Because this is an action bizarro novel, here’s a passage of some excellent action writing:

The old farm leapt and quivered.  Imogen’s head slammed into the porch. Sparks flew from the lightning cannon and danced across the timber deck.  She banged her fist hard on the steps.  A hoof flicked up on to the porch, brushing over her shoulder.  Imogen squeezed the trigger on the cannon and punched it into the steps.  The front legs buckled then flew up, throwing Imogen into a puddle of pigs’ blood on the sloppy ground.

The house came at her with frantic, toothy legs scraping and ripping apart the soil.  Imogen switched the cannon to scorch and fired at the front of the house.  She held her arm up in the general direction of the centipede legs and held her fire until she could no longer feel the feet clawing at the blood-soaked ground.

This is some pretty decent action writing, I think.  Action writing does best when it is simple, without a lot of flourishes.  When a character is wrestling with a house with centipede legs and brings a cannon into play, we don’t need a whole lot of extraneous details.  And to be perfectly frank, I was never one for overly descriptive novels.  I love the mystery novelist Ruth Rendell but tune out whenever she goes into great detail with plants and architecture and the arrangements of high streets.  I am partial to writing that is less baroque and Cartledge appeals to me on that level.

But that is not to say that this book is wholly without some pretty writing.  This scene comes from when Clint and Imogen are in a labyrinth and realize it is alive and is moving.

They came out of one passage into a wide room filled with plants and trees that flickered with light instead of fruit and flowers and leaves, and filled the room with the scent of peaches and roses and eucalyptus.  The plants grew from little islands of red soil that were surrounded by a black liquid sea. Along the walls, eyes watched them.  Imogen went out into the sea, knee deep.  Ellis followed.  In the centre of the room, a tree spiraled like a staircase, disappearing into a hole in the roof.
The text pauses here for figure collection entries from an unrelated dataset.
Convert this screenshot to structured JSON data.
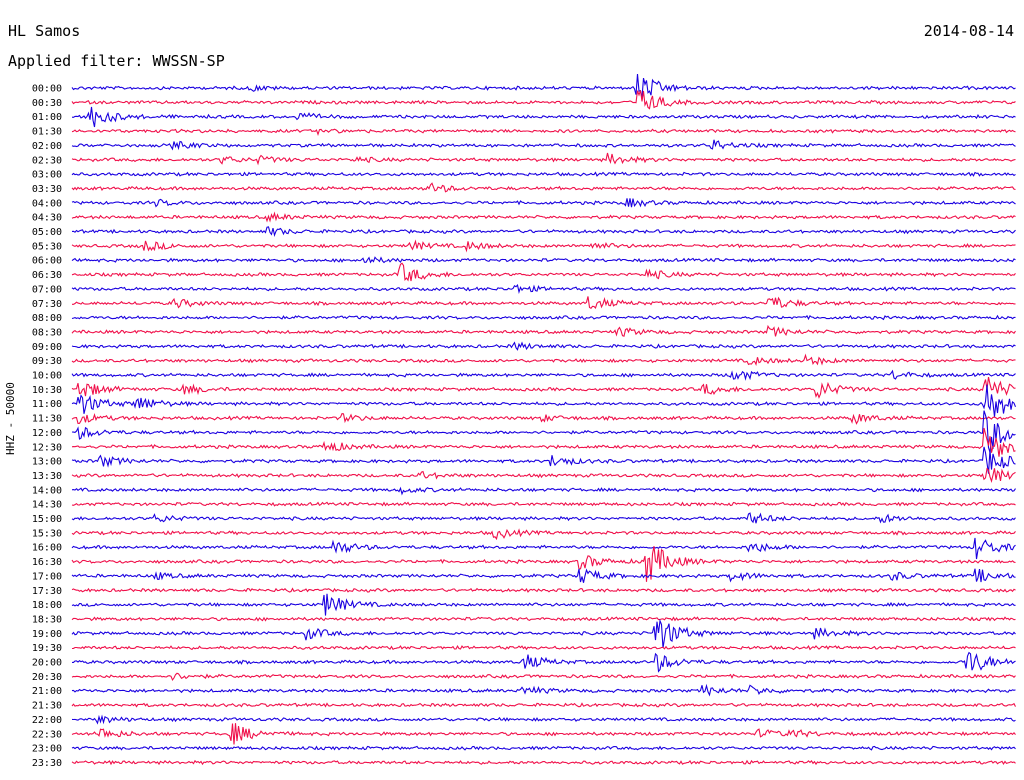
{
  "header": {
    "station": "HL Samos",
    "date": "2014-08-14",
    "filter": "Applied filter: WWSSN-SP"
  },
  "chart_data": {
    "type": "line",
    "title": "HL Samos",
    "ylabel": "HHZ - 50000",
    "subtitle": "Applied filter: WWSSN-SP",
    "colors": [
      "#1a00e0",
      "#f0104a"
    ],
    "rows": [
      "00:00",
      "00:30",
      "01:00",
      "01:30",
      "02:00",
      "02:30",
      "03:00",
      "03:30",
      "04:00",
      "04:30",
      "05:00",
      "05:30",
      "06:00",
      "06:30",
      "07:00",
      "07:30",
      "08:00",
      "08:30",
      "09:00",
      "09:30",
      "10:00",
      "10:30",
      "11:00",
      "11:30",
      "12:00",
      "12:30",
      "13:00",
      "13:30",
      "14:00",
      "14:30",
      "15:00",
      "15:30",
      "16:00",
      "16:30",
      "17:00",
      "17:30",
      "18:00",
      "18:30",
      "19:00",
      "19:30",
      "20:00",
      "20:30",
      "21:00",
      "21:30",
      "22:00",
      "22:30",
      "23:00",
      "23:30"
    ],
    "events": [
      {
        "row": 0,
        "x": 0.19,
        "amp": 0.25
      },
      {
        "row": 0,
        "x": 0.6,
        "amp": 1.8
      },
      {
        "row": 1,
        "x": 0.6,
        "amp": 1.6
      },
      {
        "row": 2,
        "x": 0.02,
        "amp": 1.3
      },
      {
        "row": 2,
        "x": 0.24,
        "amp": 0.35
      },
      {
        "row": 3,
        "x": 0.26,
        "amp": 0.2
      },
      {
        "row": 4,
        "x": 0.11,
        "amp": 0.35
      },
      {
        "row": 4,
        "x": 0.68,
        "amp": 0.5
      },
      {
        "row": 5,
        "x": 0.16,
        "amp": 0.35
      },
      {
        "row": 5,
        "x": 0.2,
        "amp": 0.3
      },
      {
        "row": 5,
        "x": 0.3,
        "amp": 0.25
      },
      {
        "row": 5,
        "x": 0.57,
        "amp": 0.6
      },
      {
        "row": 7,
        "x": 0.38,
        "amp": 0.5
      },
      {
        "row": 8,
        "x": 0.09,
        "amp": 0.3
      },
      {
        "row": 8,
        "x": 0.59,
        "amp": 0.45
      },
      {
        "row": 9,
        "x": 0.21,
        "amp": 0.35
      },
      {
        "row": 10,
        "x": 0.21,
        "amp": 0.4
      },
      {
        "row": 11,
        "x": 0.08,
        "amp": 0.5
      },
      {
        "row": 11,
        "x": 0.36,
        "amp": 0.45
      },
      {
        "row": 11,
        "x": 0.42,
        "amp": 0.4
      },
      {
        "row": 11,
        "x": 0.55,
        "amp": 0.35
      },
      {
        "row": 12,
        "x": 0.31,
        "amp": 0.35
      },
      {
        "row": 13,
        "x": 0.35,
        "amp": 1.1
      },
      {
        "row": 13,
        "x": 0.61,
        "amp": 0.5
      },
      {
        "row": 14,
        "x": 0.47,
        "amp": 0.4
      },
      {
        "row": 15,
        "x": 0.11,
        "amp": 0.45
      },
      {
        "row": 15,
        "x": 0.55,
        "amp": 0.7
      },
      {
        "row": 15,
        "x": 0.74,
        "amp": 0.8
      },
      {
        "row": 17,
        "x": 0.58,
        "amp": 0.45
      },
      {
        "row": 17,
        "x": 0.74,
        "amp": 0.5
      },
      {
        "row": 18,
        "x": 0.47,
        "amp": 0.35
      },
      {
        "row": 19,
        "x": 0.72,
        "amp": 0.4
      },
      {
        "row": 19,
        "x": 0.78,
        "amp": 0.45
      },
      {
        "row": 20,
        "x": 0.7,
        "amp": 0.7
      },
      {
        "row": 20,
        "x": 0.87,
        "amp": 0.4
      },
      {
        "row": 21,
        "x": 0.01,
        "amp": 1.0
      },
      {
        "row": 21,
        "x": 0.12,
        "amp": 0.5
      },
      {
        "row": 21,
        "x": 0.67,
        "amp": 0.6
      },
      {
        "row": 21,
        "x": 0.79,
        "amp": 1.0
      },
      {
        "row": 21,
        "x": 0.97,
        "amp": 1.5
      },
      {
        "row": 22,
        "x": 0.01,
        "amp": 1.2
      },
      {
        "row": 22,
        "x": 0.07,
        "amp": 0.8
      },
      {
        "row": 22,
        "x": 0.97,
        "amp": 2.5
      },
      {
        "row": 23,
        "x": 0.01,
        "amp": 0.5
      },
      {
        "row": 23,
        "x": 0.29,
        "amp": 0.35
      },
      {
        "row": 23,
        "x": 0.5,
        "amp": 0.3
      },
      {
        "row": 23,
        "x": 0.83,
        "amp": 0.5
      },
      {
        "row": 24,
        "x": 0.01,
        "amp": 0.6
      },
      {
        "row": 24,
        "x": 0.97,
        "amp": 2.5
      },
      {
        "row": 25,
        "x": 0.27,
        "amp": 0.6
      },
      {
        "row": 25,
        "x": 0.97,
        "amp": 2.0
      },
      {
        "row": 26,
        "x": 0.03,
        "amp": 0.6
      },
      {
        "row": 26,
        "x": 0.51,
        "amp": 0.6
      },
      {
        "row": 26,
        "x": 0.97,
        "amp": 1.5
      },
      {
        "row": 27,
        "x": 0.37,
        "amp": 0.35
      },
      {
        "row": 27,
        "x": 0.97,
        "amp": 1.0
      },
      {
        "row": 28,
        "x": 0.35,
        "amp": 0.3
      },
      {
        "row": 30,
        "x": 0.09,
        "amp": 0.4
      },
      {
        "row": 30,
        "x": 0.72,
        "amp": 0.6
      },
      {
        "row": 30,
        "x": 0.86,
        "amp": 0.4
      },
      {
        "row": 31,
        "x": 0.45,
        "amp": 0.55
      },
      {
        "row": 32,
        "x": 0.28,
        "amp": 0.7
      },
      {
        "row": 32,
        "x": 0.72,
        "amp": 0.6
      },
      {
        "row": 32,
        "x": 0.96,
        "amp": 1.2
      },
      {
        "row": 33,
        "x": 0.54,
        "amp": 0.8
      },
      {
        "row": 33,
        "x": 0.61,
        "amp": 2.5
      },
      {
        "row": 34,
        "x": 0.09,
        "amp": 0.3
      },
      {
        "row": 34,
        "x": 0.54,
        "amp": 0.8
      },
      {
        "row": 34,
        "x": 0.7,
        "amp": 0.5
      },
      {
        "row": 34,
        "x": 0.87,
        "amp": 0.4
      },
      {
        "row": 34,
        "x": 0.96,
        "amp": 0.7
      },
      {
        "row": 36,
        "x": 0.27,
        "amp": 1.2
      },
      {
        "row": 38,
        "x": 0.25,
        "amp": 0.6
      },
      {
        "row": 38,
        "x": 0.79,
        "amp": 0.5
      },
      {
        "row": 38,
        "x": 0.62,
        "amp": 2.2
      },
      {
        "row": 40,
        "x": 0.48,
        "amp": 0.8
      },
      {
        "row": 40,
        "x": 0.62,
        "amp": 1.0
      },
      {
        "row": 40,
        "x": 0.95,
        "amp": 1.5
      },
      {
        "row": 41,
        "x": 0.11,
        "amp": 0.3
      },
      {
        "row": 42,
        "x": 0.48,
        "amp": 0.4
      },
      {
        "row": 42,
        "x": 0.67,
        "amp": 0.5
      },
      {
        "row": 42,
        "x": 0.72,
        "amp": 0.4
      },
      {
        "row": 44,
        "x": 0.03,
        "amp": 0.35
      },
      {
        "row": 45,
        "x": 0.03,
        "amp": 0.6
      },
      {
        "row": 45,
        "x": 0.17,
        "amp": 1.2
      },
      {
        "row": 45,
        "x": 0.73,
        "amp": 0.4
      },
      {
        "row": 45,
        "x": 0.76,
        "amp": 0.4
      }
    ]
  }
}
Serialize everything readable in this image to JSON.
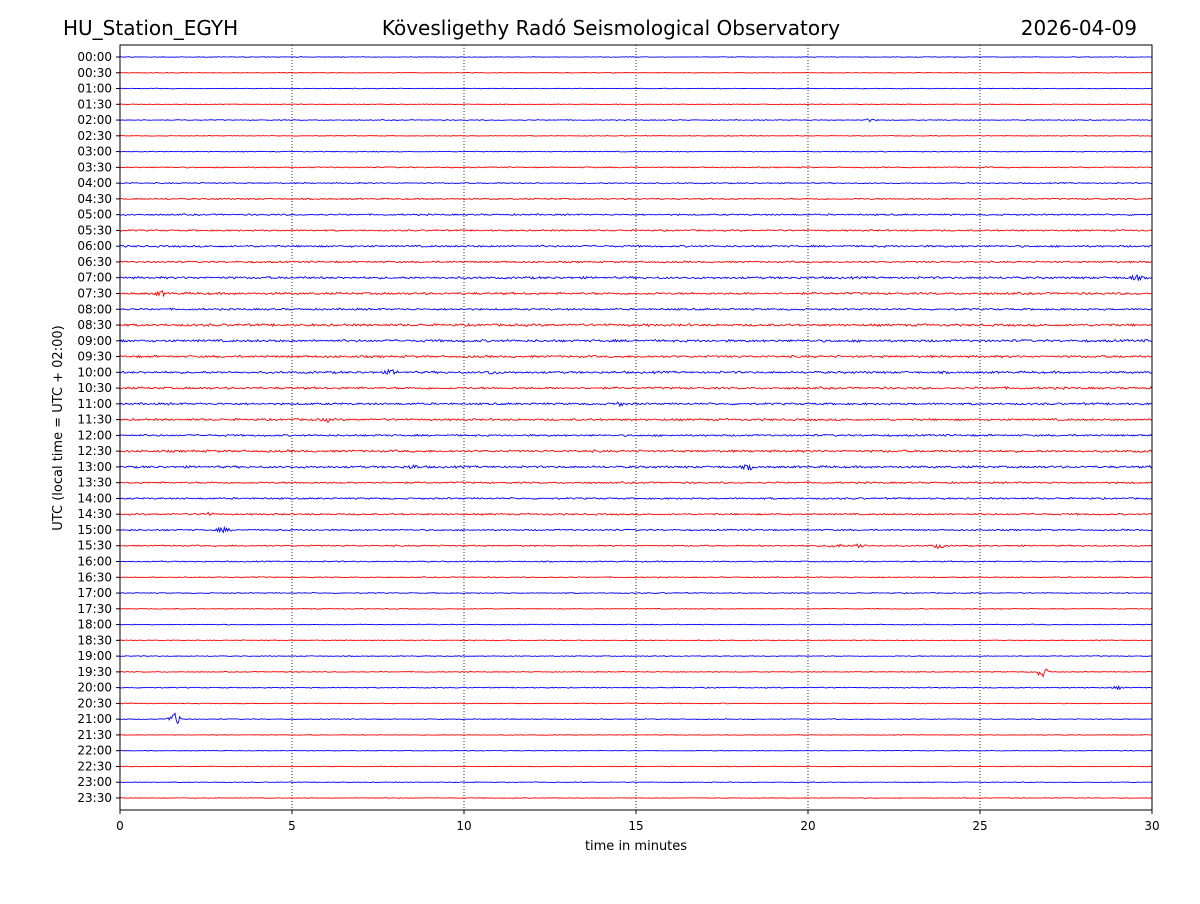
{
  "header": {
    "station": "HU_Station_EGYH",
    "observatory": "Kövesligethy Radó Seismological Observatory",
    "date": "2026-04-09"
  },
  "chart_data": {
    "type": "line",
    "title": "Kövesligethy Radó Seismological Observatory",
    "xlabel": "time in minutes",
    "ylabel": "UTC (local time = UTC + 02:00)",
    "xlim": [
      0,
      30
    ],
    "xticks": [
      0,
      5,
      10,
      15,
      20,
      25,
      30
    ],
    "vertical_gridlines": [
      5,
      10,
      15,
      20,
      25
    ],
    "trace_colors": [
      "#0000ff",
      "#ff0000"
    ],
    "rows": [
      {
        "label": "00:00",
        "noise": 0.4
      },
      {
        "label": "00:30",
        "noise": 0.4
      },
      {
        "label": "01:00",
        "noise": 0.4
      },
      {
        "label": "01:30",
        "noise": 0.4
      },
      {
        "label": "02:00",
        "noise": 0.5,
        "events": [
          {
            "t": 21.8,
            "amp": 1.2
          }
        ]
      },
      {
        "label": "02:30",
        "noise": 0.4
      },
      {
        "label": "03:00",
        "noise": 0.5
      },
      {
        "label": "03:30",
        "noise": 0.7
      },
      {
        "label": "04:00",
        "noise": 0.7
      },
      {
        "label": "04:30",
        "noise": 0.8
      },
      {
        "label": "05:00",
        "noise": 0.9
      },
      {
        "label": "05:30",
        "noise": 0.9
      },
      {
        "label": "06:00",
        "noise": 1.1
      },
      {
        "label": "06:30",
        "noise": 1.0
      },
      {
        "label": "07:00",
        "noise": 1.3,
        "events": [
          {
            "t": 29.5,
            "amp": 2.0
          }
        ]
      },
      {
        "label": "07:30",
        "noise": 1.3,
        "events": [
          {
            "t": 1.2,
            "amp": 1.8
          }
        ]
      },
      {
        "label": "08:00",
        "noise": 1.1
      },
      {
        "label": "08:30",
        "noise": 1.4
      },
      {
        "label": "09:00",
        "noise": 1.4
      },
      {
        "label": "09:30",
        "noise": 1.3
      },
      {
        "label": "10:00",
        "noise": 1.3,
        "events": [
          {
            "t": 7.9,
            "amp": 1.8
          },
          {
            "t": 10.8,
            "amp": 1.5
          }
        ]
      },
      {
        "label": "10:30",
        "noise": 1.3
      },
      {
        "label": "11:00",
        "noise": 1.2,
        "events": [
          {
            "t": 14.5,
            "amp": 1.5
          }
        ]
      },
      {
        "label": "11:30",
        "noise": 1.2,
        "events": [
          {
            "t": 6.0,
            "amp": 1.5
          }
        ]
      },
      {
        "label": "12:00",
        "noise": 1.1
      },
      {
        "label": "12:30",
        "noise": 1.3
      },
      {
        "label": "13:00",
        "noise": 1.3,
        "events": [
          {
            "t": 8.5,
            "amp": 1.5
          },
          {
            "t": 18.3,
            "amp": 2.0
          }
        ]
      },
      {
        "label": "13:30",
        "noise": 1.0
      },
      {
        "label": "14:00",
        "noise": 1.0
      },
      {
        "label": "14:30",
        "noise": 1.0,
        "events": [
          {
            "t": 2.5,
            "amp": 1.4
          }
        ]
      },
      {
        "label": "15:00",
        "noise": 0.9,
        "events": [
          {
            "t": 3.0,
            "amp": 2.2
          }
        ]
      },
      {
        "label": "15:30",
        "noise": 0.8,
        "events": [
          {
            "t": 20.8,
            "amp": 2.2
          },
          {
            "t": 21.5,
            "amp": 2.2
          },
          {
            "t": 23.8,
            "amp": 2.0
          }
        ]
      },
      {
        "label": "16:00",
        "noise": 0.7
      },
      {
        "label": "16:30",
        "noise": 0.6
      },
      {
        "label": "17:00",
        "noise": 0.6
      },
      {
        "label": "17:30",
        "noise": 0.5
      },
      {
        "label": "18:00",
        "noise": 0.5
      },
      {
        "label": "18:30",
        "noise": 0.5
      },
      {
        "label": "19:00",
        "noise": 0.5
      },
      {
        "label": "19:30",
        "noise": 0.5,
        "events": [
          {
            "t": 26.8,
            "amp": 4.5
          }
        ]
      },
      {
        "label": "20:00",
        "noise": 0.6,
        "events": [
          {
            "t": 29.0,
            "amp": 1.2
          }
        ]
      },
      {
        "label": "20:30",
        "noise": 0.5
      },
      {
        "label": "21:00",
        "noise": 0.5,
        "events": [
          {
            "t": 1.6,
            "amp": 5.5
          }
        ]
      },
      {
        "label": "21:30",
        "noise": 0.4
      },
      {
        "label": "22:00",
        "noise": 0.4
      },
      {
        "label": "22:30",
        "noise": 0.4
      },
      {
        "label": "23:00",
        "noise": 0.4
      },
      {
        "label": "23:30",
        "noise": 0.4
      }
    ]
  }
}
Overall, there was enough good in this book to distract me from what I didn’t like.  There was little in the way of character development, Imogen’s got the dreaded blue hair that often serves as a place marker for personality, and there were editing issues that were really distracting.  But the world-building, the action sequences and the plot were spot-on.  I recommend this book and hope that if you read it you come back and tell me what you think of it.  But as I have mentioned before, the New Bizarro Author Series writers have a limited window in which to sell enough books to be offered a writing contract.  If this book sounds interesting to you, then get a copy sooner rather than later.

Having reached the end of my NBAS week,  you guys have until 6:00 P.M. PST to leave comments in order to enter my giveaway.  I am giving away a copy of each book I discuss this week OR I am giving away an Amazon gift card in the amount that the paper versions of these books would cost.  All you have to do to enter the drawing is to leave me a comment in each of this week’s entries.  One comment on each discussion is an entry into the drawing.  Leave a comment all five days and you will have five entries into the drawing.  Only one comment per day counts as an entry but don’t let that prevent you from engaging in conversation about the books.  For all the details of this contest, visit this entry.

I will announce the winner of the contest in a separate entry and will contact the winner via e-mail.    Thanks for all the support for this endeavor and happy reading to you all.